Mothercare has confirmed the details of its revised five-year payment schedule to its pension schemes, which will reduce the short-term cash contributions to aim to protect the overall positioning through the improved financial covenant.

As reported by our sister title, Pensions Age, in total, the revised payment schedule will require contributions of £39.3m over the next five years, with £33.9m of this directed towards the staff scheme, and £5.4m to the executive scheme.

As part of the agreement, the company has also given the trustees of the Mothercare pension schemes second ranking security over the group’s assets.

The revised schedule, agreed to in January 2020, requires annual contribution to the pension scheme of £3.2m in 2021, £4.1m in 2022, £9m in 2023, £10.5m in 2024, £12m in 2025, £15m in 2026, as well as a further £5.7m in 2030.

The group noted however, that of the £12m payable in 2025, £3.4m of this will be paid in equal instalments from November onwards.
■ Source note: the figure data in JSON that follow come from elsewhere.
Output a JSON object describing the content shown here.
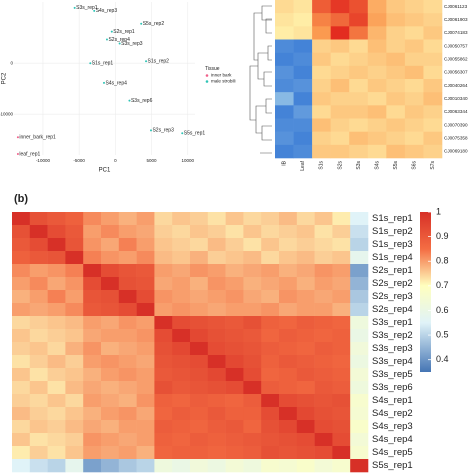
{
  "chart_data": [
    {
      "type": "scatter",
      "xlabel": "PC1",
      "ylabel": "PC2",
      "legend_title": "Tissue",
      "legend": "right",
      "xlim": [
        -14000,
        11000
      ],
      "ylim": [
        -18000,
        12000
      ],
      "xticks": [
        -10000,
        -5000,
        0,
        5000,
        10000
      ],
      "yticks": [
        -10000,
        0
      ],
      "grid": true,
      "series": [
        {
          "name": "inner bark",
          "color": "#f0608a",
          "x": [
            -13460,
            -13460
          ],
          "y": [
            -14520,
            -17810
          ],
          "labels": [
            "inner_bark_rep1",
            "leaf_rep1"
          ]
        },
        {
          "name": "male strobili",
          "color": "#2ec4b6",
          "x": [
            -5620,
            -2920,
            3570,
            -1160,
            590,
            -490,
            -3460,
            4240,
            -1570,
            1950,
            4920,
            9240
          ],
          "y": [
            10840,
            10260,
            7740,
            4650,
            3870,
            6190,
            0,
            390,
            -3870,
            -7350,
            -13160,
            -13740
          ],
          "labels": [
            "S3s_rep1",
            "S4s_rep3",
            "S5s_rep2",
            "S2s_rep4",
            "S3s_rep3",
            "S2s_rep1",
            "S1s_rep1",
            "S1s_rep2",
            "S4s_rep4",
            "S3s_rep6",
            "S2s_rep3",
            "S5s_rep1"
          ]
        }
      ]
    },
    {
      "type": "heatmap",
      "rows": [
        "CJ0061123",
        "CJ0061903",
        "CJ0074183",
        "CJ0050757",
        "CJ0055862",
        "CJ0056307",
        "CJ0040264",
        "CJ0010340",
        "CJ0063344",
        "CJ0070390",
        "CJ0075358",
        "CJ0069180"
      ],
      "columns": [
        "IB",
        "Leaf",
        "S1s",
        "S2s",
        "S3s",
        "S4s",
        "S5s",
        "S6s",
        "S7s"
      ],
      "zlim": [
        -2,
        2
      ],
      "colorscale": [
        {
          "value": -2,
          "color": "#3a7bd5"
        },
        {
          "value": -1,
          "color": "#9cc9e8"
        },
        {
          "value": 0,
          "color": "#fff6b0"
        },
        {
          "value": 1,
          "color": "#fb9a50"
        },
        {
          "value": 2,
          "color": "#e0201b"
        }
      ],
      "values": [
        [
          0.3,
          0.2,
          1.5,
          1.8,
          1.6,
          0.8,
          0.5,
          0.4,
          0.3
        ],
        [
          0.2,
          0.1,
          1.2,
          1.4,
          1.7,
          0.9,
          0.6,
          0.5,
          0.4
        ],
        [
          0.1,
          0.2,
          1.0,
          1.9,
          1.3,
          0.7,
          0.4,
          0.3,
          0.5
        ],
        [
          -1.8,
          -1.9,
          0.4,
          0.5,
          0.3,
          0.6,
          0.4,
          0.5,
          0.3
        ],
        [
          -1.9,
          -1.8,
          0.5,
          0.3,
          0.4,
          0.5,
          0.6,
          0.4,
          0.4
        ],
        [
          -1.7,
          -1.9,
          0.3,
          0.4,
          0.5,
          0.4,
          0.5,
          0.6,
          0.3
        ],
        [
          -1.8,
          -1.7,
          0.4,
          0.6,
          0.3,
          0.5,
          0.4,
          0.3,
          0.5
        ],
        [
          -1.2,
          -1.9,
          0.5,
          0.4,
          0.4,
          0.3,
          0.5,
          0.4,
          0.6
        ],
        [
          -1.9,
          -1.6,
          0.3,
          0.5,
          0.5,
          0.6,
          0.3,
          0.5,
          0.4
        ],
        [
          -1.8,
          -1.8,
          0.6,
          0.4,
          0.3,
          0.4,
          0.5,
          0.4,
          0.3
        ],
        [
          -1.7,
          -1.9,
          0.4,
          0.3,
          0.6,
          0.5,
          0.4,
          0.3,
          0.5
        ],
        [
          -1.9,
          -1.8,
          0.5,
          0.5,
          0.4,
          0.3,
          0.6,
          0.5,
          0.4
        ]
      ]
    },
    {
      "type": "heatmap",
      "panel_label": "(b)",
      "rows": [
        "S1s_rep1",
        "S1s_rep2",
        "S1s_rep3",
        "S1s_rep4",
        "S2s_rep1",
        "S2s_rep2",
        "S2s_rep3",
        "S2s_rep4",
        "S3s_rep1",
        "S3s_rep2",
        "S3s_rep3",
        "S3s_rep4",
        "S3s_rep5",
        "S3s_rep6",
        "S4s_rep1",
        "S4s_rep2",
        "S4s_rep3",
        "S4s_rep4",
        "S4s_rep5",
        "S5s_rep1"
      ],
      "zlim": [
        0.35,
        1
      ],
      "zticks": [
        0.4,
        0.5,
        0.6,
        0.7,
        0.8,
        0.9,
        1
      ],
      "colorscale": [
        {
          "value": 0.35,
          "color": "#4575b4"
        },
        {
          "value": 0.55,
          "color": "#e0f3f8"
        },
        {
          "value": 0.7,
          "color": "#ffffbf"
        },
        {
          "value": 0.85,
          "color": "#f46d43"
        },
        {
          "value": 1,
          "color": "#d73027"
        }
      ],
      "values": [
        [
          1,
          0.92,
          0.9,
          0.88,
          0.82,
          0.8,
          0.78,
          0.8,
          0.74,
          0.76,
          0.75,
          0.73,
          0.76,
          0.74,
          0.75,
          0.77,
          0.74,
          0.76,
          0.72,
          0.55
        ],
        [
          0.92,
          1,
          0.93,
          0.9,
          0.8,
          0.82,
          0.8,
          0.79,
          0.75,
          0.74,
          0.76,
          0.75,
          0.73,
          0.76,
          0.74,
          0.75,
          0.76,
          0.73,
          0.75,
          0.52
        ],
        [
          0.9,
          0.93,
          1,
          0.91,
          0.81,
          0.79,
          0.83,
          0.8,
          0.76,
          0.75,
          0.74,
          0.77,
          0.75,
          0.73,
          0.76,
          0.74,
          0.75,
          0.74,
          0.73,
          0.5
        ],
        [
          0.88,
          0.9,
          0.91,
          1,
          0.83,
          0.81,
          0.8,
          0.82,
          0.77,
          0.76,
          0.78,
          0.75,
          0.76,
          0.77,
          0.74,
          0.76,
          0.77,
          0.75,
          0.76,
          0.58
        ],
        [
          0.82,
          0.8,
          0.81,
          0.83,
          1,
          0.93,
          0.91,
          0.9,
          0.8,
          0.79,
          0.81,
          0.8,
          0.78,
          0.79,
          0.8,
          0.78,
          0.79,
          0.81,
          0.8,
          0.42
        ],
        [
          0.8,
          0.82,
          0.79,
          0.81,
          0.93,
          1,
          0.92,
          0.91,
          0.79,
          0.8,
          0.78,
          0.81,
          0.8,
          0.78,
          0.79,
          0.8,
          0.78,
          0.8,
          0.79,
          0.45
        ],
        [
          0.78,
          0.8,
          0.83,
          0.8,
          0.91,
          0.92,
          1,
          0.93,
          0.81,
          0.8,
          0.79,
          0.8,
          0.81,
          0.79,
          0.78,
          0.81,
          0.8,
          0.79,
          0.8,
          0.48
        ],
        [
          0.8,
          0.79,
          0.8,
          0.82,
          0.9,
          0.91,
          0.93,
          1,
          0.8,
          0.81,
          0.8,
          0.79,
          0.8,
          0.8,
          0.81,
          0.79,
          0.8,
          0.8,
          0.78,
          0.5
        ],
        [
          0.74,
          0.75,
          0.76,
          0.77,
          0.8,
          0.79,
          0.81,
          0.8,
          1,
          0.93,
          0.92,
          0.91,
          0.9,
          0.92,
          0.88,
          0.87,
          0.89,
          0.88,
          0.87,
          0.62
        ],
        [
          0.76,
          0.74,
          0.75,
          0.76,
          0.79,
          0.8,
          0.8,
          0.81,
          0.93,
          1,
          0.94,
          0.92,
          0.91,
          0.9,
          0.87,
          0.89,
          0.88,
          0.87,
          0.88,
          0.6
        ],
        [
          0.75,
          0.76,
          0.74,
          0.78,
          0.81,
          0.78,
          0.79,
          0.8,
          0.92,
          0.94,
          1,
          0.93,
          0.92,
          0.91,
          0.89,
          0.88,
          0.87,
          0.89,
          0.88,
          0.63
        ],
        [
          0.73,
          0.75,
          0.77,
          0.75,
          0.8,
          0.81,
          0.8,
          0.79,
          0.91,
          0.92,
          0.93,
          1,
          0.94,
          0.92,
          0.88,
          0.9,
          0.89,
          0.88,
          0.87,
          0.61
        ],
        [
          0.76,
          0.73,
          0.75,
          0.76,
          0.78,
          0.8,
          0.81,
          0.8,
          0.9,
          0.91,
          0.92,
          0.94,
          1,
          0.93,
          0.87,
          0.88,
          0.9,
          0.89,
          0.88,
          0.64
        ],
        [
          0.74,
          0.76,
          0.73,
          0.77,
          0.79,
          0.78,
          0.79,
          0.8,
          0.92,
          0.9,
          0.91,
          0.92,
          0.93,
          1,
          0.89,
          0.88,
          0.87,
          0.9,
          0.89,
          0.62
        ],
        [
          0.75,
          0.74,
          0.76,
          0.74,
          0.8,
          0.79,
          0.78,
          0.81,
          0.88,
          0.87,
          0.89,
          0.88,
          0.87,
          0.89,
          1,
          0.93,
          0.92,
          0.91,
          0.92,
          0.66
        ],
        [
          0.77,
          0.75,
          0.74,
          0.76,
          0.78,
          0.8,
          0.81,
          0.79,
          0.87,
          0.89,
          0.88,
          0.9,
          0.88,
          0.88,
          0.93,
          1,
          0.94,
          0.92,
          0.91,
          0.65
        ],
        [
          0.74,
          0.76,
          0.75,
          0.77,
          0.79,
          0.78,
          0.8,
          0.8,
          0.89,
          0.88,
          0.87,
          0.89,
          0.9,
          0.87,
          0.92,
          0.94,
          1,
          0.93,
          0.92,
          0.67
        ],
        [
          0.76,
          0.73,
          0.74,
          0.75,
          0.81,
          0.8,
          0.79,
          0.8,
          0.88,
          0.87,
          0.89,
          0.88,
          0.89,
          0.9,
          0.91,
          0.92,
          0.93,
          1,
          0.93,
          0.64
        ],
        [
          0.72,
          0.75,
          0.73,
          0.76,
          0.8,
          0.79,
          0.8,
          0.78,
          0.87,
          0.88,
          0.88,
          0.87,
          0.88,
          0.89,
          0.92,
          0.91,
          0.92,
          0.93,
          1,
          0.66
        ],
        [
          0.55,
          0.52,
          0.5,
          0.58,
          0.42,
          0.45,
          0.48,
          0.5,
          0.62,
          0.6,
          0.63,
          0.61,
          0.64,
          0.62,
          0.66,
          0.65,
          0.67,
          0.64,
          0.66,
          1
        ]
      ]
    }
  ]
}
Furthermore, the group also clarified that it will pay up to £1.8m as an additional contribution added to the £3.4m in 2025 paid on the same basis.

However, this is subject to the £1.8m being reduced pound for pound for any amount that the sum of the Pension Protection Fund (PPF) levy due for the three years in September 2022, 2023, and 2024 exceeds £3m, and the assumption that when these payments fall due the group has at least £10m in its bank accounts after such payment.

In addition to these payments, Mothercare has confirmed that it will pay the missed contribution from March 2020 of £0.5m into the scheme after the drawdown of the new debt facility, therefore increasing the minimum payments in financial year 2021 to £3.7m.

The agreement formed part of the broader restructuring of Mothercare UK Limited, which the the group highlighted as a “necessary and unavoidable step” that preserved value, most notably within the pension fund, which might have otherwise faced "significant losses".

The group calculated the value of its pension liabilities at £28.8m as of 10 October 2020, compared to £11.2 million in 2019.

It stated that this represents a a “material decrease year-on-year”, which it attributed primarily to a fall in the discount rate assumption.